Gallery Director, catherine Benz discusses Kasane Low's work with the artist
The objects in this exhibition invite viewers to engage not just with each one individually, but with the group en masse. In fact, they exist as a group, sharing the space of the gallery productively. They interrelate and suggest interrelations. With the creation of these subtle networks of communication between objects, the stage is set for the exhibition to be made and remade continually through the dialogic participation of viewers.

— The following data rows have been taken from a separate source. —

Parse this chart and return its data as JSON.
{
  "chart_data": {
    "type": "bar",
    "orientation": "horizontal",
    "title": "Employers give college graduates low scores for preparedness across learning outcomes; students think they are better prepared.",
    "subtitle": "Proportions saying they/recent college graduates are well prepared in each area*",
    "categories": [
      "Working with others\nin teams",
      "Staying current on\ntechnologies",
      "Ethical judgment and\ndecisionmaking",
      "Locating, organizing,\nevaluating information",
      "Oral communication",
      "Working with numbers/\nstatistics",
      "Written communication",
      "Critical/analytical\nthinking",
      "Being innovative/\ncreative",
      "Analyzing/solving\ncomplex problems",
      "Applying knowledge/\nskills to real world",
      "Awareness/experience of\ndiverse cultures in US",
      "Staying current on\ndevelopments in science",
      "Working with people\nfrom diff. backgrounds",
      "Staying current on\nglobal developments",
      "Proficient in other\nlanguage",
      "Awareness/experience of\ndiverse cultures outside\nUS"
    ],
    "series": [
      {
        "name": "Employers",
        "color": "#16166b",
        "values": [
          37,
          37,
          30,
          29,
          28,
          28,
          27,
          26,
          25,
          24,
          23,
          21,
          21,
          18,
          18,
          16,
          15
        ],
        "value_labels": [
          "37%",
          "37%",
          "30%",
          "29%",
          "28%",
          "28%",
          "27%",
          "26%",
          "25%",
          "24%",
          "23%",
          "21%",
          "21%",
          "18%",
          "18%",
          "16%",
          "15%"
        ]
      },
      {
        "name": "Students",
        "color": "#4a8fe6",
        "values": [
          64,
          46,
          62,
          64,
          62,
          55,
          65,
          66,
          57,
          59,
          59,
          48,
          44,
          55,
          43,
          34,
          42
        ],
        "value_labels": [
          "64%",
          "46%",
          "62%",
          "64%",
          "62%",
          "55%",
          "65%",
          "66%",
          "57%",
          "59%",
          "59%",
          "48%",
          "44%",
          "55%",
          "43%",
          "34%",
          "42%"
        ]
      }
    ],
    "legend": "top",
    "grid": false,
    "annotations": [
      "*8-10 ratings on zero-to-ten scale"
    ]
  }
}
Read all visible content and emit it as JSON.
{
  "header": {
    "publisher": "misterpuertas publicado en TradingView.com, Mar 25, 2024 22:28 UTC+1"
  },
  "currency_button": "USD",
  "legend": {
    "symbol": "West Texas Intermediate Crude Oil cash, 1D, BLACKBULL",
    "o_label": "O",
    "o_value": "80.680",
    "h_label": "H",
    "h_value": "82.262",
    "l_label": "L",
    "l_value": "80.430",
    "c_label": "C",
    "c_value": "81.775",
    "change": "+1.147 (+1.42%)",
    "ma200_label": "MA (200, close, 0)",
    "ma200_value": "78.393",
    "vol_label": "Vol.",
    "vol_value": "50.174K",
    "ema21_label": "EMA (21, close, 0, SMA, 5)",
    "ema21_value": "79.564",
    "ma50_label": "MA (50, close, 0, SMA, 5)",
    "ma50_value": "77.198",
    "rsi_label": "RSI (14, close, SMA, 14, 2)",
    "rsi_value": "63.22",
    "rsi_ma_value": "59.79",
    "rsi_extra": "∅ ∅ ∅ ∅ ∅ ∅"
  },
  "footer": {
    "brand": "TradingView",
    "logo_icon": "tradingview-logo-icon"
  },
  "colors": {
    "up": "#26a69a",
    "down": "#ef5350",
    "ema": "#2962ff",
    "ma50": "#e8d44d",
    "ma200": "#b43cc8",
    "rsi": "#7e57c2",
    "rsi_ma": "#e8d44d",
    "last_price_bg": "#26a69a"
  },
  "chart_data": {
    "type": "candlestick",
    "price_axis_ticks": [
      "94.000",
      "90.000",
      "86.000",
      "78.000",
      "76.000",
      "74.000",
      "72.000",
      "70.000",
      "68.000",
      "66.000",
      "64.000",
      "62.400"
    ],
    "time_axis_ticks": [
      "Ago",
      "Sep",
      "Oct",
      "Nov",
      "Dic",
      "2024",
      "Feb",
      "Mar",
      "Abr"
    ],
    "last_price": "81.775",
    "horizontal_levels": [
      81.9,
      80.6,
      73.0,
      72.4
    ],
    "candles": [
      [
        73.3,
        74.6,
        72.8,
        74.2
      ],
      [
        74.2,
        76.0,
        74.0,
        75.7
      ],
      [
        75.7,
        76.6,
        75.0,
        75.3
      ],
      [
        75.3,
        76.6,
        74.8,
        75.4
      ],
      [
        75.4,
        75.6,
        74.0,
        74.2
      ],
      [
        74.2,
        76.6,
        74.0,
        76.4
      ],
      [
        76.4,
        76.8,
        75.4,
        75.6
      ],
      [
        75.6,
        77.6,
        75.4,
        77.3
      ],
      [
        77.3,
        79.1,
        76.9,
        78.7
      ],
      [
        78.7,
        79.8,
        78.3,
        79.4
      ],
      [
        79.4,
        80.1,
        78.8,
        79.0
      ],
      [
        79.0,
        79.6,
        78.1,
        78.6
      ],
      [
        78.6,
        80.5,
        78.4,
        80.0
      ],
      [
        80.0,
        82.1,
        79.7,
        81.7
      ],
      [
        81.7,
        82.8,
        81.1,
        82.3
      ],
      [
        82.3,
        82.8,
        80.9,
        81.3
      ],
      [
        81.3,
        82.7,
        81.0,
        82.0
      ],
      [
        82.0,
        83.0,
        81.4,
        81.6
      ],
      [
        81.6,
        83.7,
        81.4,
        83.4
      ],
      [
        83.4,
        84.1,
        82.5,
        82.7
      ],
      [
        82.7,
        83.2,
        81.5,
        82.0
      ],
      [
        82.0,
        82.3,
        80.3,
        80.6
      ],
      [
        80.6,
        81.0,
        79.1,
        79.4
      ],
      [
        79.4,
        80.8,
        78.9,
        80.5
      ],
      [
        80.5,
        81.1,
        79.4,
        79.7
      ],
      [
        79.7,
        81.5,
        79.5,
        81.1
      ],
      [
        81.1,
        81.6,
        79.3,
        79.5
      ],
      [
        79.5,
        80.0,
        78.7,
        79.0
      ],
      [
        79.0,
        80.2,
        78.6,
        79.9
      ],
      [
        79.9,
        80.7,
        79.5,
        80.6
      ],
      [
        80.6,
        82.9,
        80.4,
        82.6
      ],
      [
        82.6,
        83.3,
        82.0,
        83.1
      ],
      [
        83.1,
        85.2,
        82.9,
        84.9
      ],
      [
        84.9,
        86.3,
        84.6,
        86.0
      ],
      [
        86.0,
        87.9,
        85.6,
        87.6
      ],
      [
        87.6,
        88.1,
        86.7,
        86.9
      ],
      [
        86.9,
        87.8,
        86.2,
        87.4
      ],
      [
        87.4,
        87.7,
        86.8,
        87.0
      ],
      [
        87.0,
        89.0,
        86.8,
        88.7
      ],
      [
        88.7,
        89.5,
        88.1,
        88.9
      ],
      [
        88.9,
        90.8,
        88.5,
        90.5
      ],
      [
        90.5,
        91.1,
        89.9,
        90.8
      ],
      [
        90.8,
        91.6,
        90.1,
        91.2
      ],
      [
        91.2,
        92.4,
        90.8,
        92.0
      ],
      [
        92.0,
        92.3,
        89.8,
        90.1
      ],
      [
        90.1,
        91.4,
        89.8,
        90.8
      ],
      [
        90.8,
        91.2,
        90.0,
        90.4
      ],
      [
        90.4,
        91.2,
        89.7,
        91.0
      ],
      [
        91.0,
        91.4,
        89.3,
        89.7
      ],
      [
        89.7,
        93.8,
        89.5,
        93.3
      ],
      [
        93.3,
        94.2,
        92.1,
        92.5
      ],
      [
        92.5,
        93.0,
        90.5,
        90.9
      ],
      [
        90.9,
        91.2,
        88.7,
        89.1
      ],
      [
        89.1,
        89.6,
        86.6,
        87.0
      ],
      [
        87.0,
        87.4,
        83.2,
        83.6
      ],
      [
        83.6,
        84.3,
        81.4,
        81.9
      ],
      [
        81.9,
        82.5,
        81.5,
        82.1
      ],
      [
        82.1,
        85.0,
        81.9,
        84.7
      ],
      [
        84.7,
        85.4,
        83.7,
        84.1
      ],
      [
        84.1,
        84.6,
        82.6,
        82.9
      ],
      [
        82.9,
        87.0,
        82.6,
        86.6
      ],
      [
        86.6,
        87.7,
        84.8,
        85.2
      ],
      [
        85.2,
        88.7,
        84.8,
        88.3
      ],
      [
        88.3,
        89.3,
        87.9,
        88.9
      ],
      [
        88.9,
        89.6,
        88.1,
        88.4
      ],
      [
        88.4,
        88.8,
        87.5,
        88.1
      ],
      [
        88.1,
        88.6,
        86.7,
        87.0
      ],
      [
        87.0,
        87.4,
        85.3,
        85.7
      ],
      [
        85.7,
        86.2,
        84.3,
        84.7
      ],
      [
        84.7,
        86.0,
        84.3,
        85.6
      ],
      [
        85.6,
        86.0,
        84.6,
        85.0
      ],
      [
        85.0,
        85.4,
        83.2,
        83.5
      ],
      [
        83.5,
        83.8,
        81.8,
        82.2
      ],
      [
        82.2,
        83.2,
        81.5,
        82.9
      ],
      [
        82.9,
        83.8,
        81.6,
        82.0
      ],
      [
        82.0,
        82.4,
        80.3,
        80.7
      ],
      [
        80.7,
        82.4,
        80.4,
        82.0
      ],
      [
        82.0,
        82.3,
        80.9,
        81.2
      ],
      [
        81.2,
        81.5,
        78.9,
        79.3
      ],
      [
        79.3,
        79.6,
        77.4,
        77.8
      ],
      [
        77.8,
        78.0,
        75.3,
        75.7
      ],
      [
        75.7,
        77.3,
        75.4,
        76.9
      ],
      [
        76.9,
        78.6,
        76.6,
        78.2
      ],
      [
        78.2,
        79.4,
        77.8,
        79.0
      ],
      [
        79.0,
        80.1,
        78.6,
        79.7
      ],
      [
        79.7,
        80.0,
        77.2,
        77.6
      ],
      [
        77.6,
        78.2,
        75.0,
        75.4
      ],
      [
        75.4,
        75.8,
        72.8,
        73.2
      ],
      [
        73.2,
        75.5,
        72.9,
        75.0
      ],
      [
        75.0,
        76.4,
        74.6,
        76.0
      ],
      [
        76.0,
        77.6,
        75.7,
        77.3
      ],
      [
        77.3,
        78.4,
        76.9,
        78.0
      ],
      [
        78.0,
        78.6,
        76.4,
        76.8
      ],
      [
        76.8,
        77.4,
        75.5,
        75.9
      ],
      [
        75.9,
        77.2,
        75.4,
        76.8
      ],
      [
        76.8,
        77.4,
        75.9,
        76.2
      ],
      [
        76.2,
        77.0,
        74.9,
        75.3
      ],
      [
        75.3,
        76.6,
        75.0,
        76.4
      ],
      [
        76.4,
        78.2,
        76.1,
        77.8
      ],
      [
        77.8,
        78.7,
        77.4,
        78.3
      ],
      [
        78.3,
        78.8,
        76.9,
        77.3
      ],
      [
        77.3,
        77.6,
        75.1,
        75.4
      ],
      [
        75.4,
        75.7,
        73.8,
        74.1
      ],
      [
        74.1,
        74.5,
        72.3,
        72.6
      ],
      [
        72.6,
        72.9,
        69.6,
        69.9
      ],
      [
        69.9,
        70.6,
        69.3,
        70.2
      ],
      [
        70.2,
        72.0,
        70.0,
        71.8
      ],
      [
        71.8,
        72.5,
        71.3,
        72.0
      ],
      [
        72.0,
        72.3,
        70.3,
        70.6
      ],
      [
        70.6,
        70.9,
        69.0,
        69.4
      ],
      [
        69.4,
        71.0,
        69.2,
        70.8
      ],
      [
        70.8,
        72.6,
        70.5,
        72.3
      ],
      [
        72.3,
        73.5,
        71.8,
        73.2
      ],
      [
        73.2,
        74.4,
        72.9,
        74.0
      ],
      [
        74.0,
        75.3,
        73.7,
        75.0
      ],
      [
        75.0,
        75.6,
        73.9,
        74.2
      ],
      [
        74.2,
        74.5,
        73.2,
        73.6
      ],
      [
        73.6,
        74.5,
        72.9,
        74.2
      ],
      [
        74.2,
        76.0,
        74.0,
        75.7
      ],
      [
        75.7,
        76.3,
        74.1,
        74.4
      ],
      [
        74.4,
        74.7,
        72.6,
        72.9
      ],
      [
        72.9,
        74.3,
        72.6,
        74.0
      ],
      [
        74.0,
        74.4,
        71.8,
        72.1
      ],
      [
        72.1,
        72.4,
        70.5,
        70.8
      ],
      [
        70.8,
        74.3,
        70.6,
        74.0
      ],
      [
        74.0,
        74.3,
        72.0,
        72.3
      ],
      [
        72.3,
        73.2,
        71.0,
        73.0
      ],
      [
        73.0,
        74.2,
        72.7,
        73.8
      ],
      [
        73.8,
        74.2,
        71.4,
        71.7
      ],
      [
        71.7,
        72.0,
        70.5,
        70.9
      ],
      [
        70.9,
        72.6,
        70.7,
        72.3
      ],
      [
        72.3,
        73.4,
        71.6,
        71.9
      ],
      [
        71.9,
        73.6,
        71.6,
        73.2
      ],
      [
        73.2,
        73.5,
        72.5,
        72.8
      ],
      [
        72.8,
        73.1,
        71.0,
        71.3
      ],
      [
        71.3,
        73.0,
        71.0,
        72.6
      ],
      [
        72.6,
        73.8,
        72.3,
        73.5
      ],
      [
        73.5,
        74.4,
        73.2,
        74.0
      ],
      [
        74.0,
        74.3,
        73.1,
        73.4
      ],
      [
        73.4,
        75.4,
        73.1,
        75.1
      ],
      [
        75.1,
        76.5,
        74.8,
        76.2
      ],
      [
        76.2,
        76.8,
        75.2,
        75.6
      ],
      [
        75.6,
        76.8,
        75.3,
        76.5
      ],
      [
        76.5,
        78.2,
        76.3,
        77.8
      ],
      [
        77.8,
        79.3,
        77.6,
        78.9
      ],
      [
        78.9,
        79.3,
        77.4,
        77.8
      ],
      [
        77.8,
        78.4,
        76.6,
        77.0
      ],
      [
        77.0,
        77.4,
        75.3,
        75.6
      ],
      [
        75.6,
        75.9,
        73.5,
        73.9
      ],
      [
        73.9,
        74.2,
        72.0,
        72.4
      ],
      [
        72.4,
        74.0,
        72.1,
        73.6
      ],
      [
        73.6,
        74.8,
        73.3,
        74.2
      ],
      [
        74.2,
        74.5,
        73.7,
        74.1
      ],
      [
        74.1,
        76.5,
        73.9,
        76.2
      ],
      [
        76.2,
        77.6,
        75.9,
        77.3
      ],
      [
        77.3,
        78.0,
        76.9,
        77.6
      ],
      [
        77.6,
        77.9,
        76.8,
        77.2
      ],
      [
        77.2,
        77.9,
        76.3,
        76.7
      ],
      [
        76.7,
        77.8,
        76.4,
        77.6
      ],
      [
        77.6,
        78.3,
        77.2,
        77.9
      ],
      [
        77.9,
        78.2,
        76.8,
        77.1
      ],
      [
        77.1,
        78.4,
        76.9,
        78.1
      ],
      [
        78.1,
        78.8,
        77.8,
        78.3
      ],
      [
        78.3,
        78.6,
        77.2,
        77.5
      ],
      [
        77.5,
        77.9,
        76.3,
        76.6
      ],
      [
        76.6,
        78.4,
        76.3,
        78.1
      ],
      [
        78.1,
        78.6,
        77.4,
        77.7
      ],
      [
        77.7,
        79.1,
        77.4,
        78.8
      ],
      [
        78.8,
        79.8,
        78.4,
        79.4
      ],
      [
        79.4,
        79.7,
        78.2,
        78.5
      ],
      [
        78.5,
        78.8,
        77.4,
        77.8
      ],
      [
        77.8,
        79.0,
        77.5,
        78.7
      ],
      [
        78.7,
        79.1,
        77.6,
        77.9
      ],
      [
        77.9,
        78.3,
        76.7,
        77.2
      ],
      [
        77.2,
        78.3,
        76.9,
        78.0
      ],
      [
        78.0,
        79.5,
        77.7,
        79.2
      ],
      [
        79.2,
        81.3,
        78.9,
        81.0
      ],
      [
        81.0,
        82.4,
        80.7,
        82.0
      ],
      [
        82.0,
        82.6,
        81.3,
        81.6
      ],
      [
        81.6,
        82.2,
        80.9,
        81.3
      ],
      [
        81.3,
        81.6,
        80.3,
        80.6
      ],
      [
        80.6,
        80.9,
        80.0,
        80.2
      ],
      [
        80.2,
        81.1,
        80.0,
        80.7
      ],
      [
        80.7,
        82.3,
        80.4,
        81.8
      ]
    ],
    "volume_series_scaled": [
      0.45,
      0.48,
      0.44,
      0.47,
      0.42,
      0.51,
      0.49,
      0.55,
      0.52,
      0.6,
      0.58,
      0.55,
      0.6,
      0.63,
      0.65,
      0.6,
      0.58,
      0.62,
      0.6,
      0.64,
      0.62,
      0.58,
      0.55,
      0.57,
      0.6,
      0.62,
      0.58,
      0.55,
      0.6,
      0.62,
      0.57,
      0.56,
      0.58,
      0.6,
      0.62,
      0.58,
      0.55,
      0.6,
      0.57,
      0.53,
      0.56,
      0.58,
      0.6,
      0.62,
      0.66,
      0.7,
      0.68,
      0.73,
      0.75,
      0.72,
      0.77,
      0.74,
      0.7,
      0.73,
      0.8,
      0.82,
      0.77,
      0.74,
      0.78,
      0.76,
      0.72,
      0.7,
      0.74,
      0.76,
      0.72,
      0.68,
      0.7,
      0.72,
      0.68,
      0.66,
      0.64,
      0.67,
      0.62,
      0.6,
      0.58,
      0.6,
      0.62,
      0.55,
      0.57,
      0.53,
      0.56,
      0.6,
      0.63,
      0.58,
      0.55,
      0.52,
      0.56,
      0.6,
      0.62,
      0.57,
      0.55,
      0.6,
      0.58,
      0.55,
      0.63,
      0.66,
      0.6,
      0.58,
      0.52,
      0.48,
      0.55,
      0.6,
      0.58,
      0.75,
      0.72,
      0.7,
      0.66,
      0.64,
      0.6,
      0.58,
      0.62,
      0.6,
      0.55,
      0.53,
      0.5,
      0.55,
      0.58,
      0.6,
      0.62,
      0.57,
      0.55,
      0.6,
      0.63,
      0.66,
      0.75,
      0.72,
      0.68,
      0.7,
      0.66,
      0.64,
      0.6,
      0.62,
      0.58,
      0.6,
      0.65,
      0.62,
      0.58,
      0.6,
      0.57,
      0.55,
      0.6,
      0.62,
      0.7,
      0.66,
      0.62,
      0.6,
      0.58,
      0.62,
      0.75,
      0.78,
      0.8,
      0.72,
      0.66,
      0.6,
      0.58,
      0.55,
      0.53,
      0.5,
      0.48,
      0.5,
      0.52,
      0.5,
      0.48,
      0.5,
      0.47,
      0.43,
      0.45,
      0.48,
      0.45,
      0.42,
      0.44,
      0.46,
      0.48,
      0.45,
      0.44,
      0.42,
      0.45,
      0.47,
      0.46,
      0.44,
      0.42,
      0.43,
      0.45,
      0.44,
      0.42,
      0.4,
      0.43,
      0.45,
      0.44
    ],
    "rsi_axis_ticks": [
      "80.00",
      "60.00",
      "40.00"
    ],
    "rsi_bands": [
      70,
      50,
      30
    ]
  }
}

Laurence Williams, performance using his sound installation
In keeping with the ideas of Russian theorist, Mikhail Bakhtin, I perceive each artwork in “Smashed Screens”, and therefore the exhibition as a whole, as consisting of multiple authentic voices. The authorial voice (of the artist and of the curator) is not singular, but an accumulation of the voices of the others it contains. By dint of the choice of materials, as well as any aesthetic act, the work is characterised by heteroglossia; a clash of different utterances and social levels of language. From this perspective, the work (each individual piece and the totality) has the character of an event and is made from the outside by the viewer. If we accept that the artwork metaphorically has the character of an embodied subject, has a kind of personhood imbued by the artist who creates it, then we can recognise that it is also unable to complete itself: it achieves perspective only from outside – only the other is in space, while the individual is oriented by its non-spatial inner centre – and it cannot know its own beginning and end.

Installation view, with work by Christian Davis, Al Poulet, Adrian de Giorgio and Laurence Williams
“Smashed Screens” is therefore durational. But it does not rely on the temporal linearity of moving pictures produced by a camera. Rather, it reaches behind and beyond that paradigm. It has the quality of an event. And, as such, implies community, which is exemplified by the coming together in space, and continuity, which is characterised precisely by its lack of beginning and end, for it is always being made and remade in consciousness.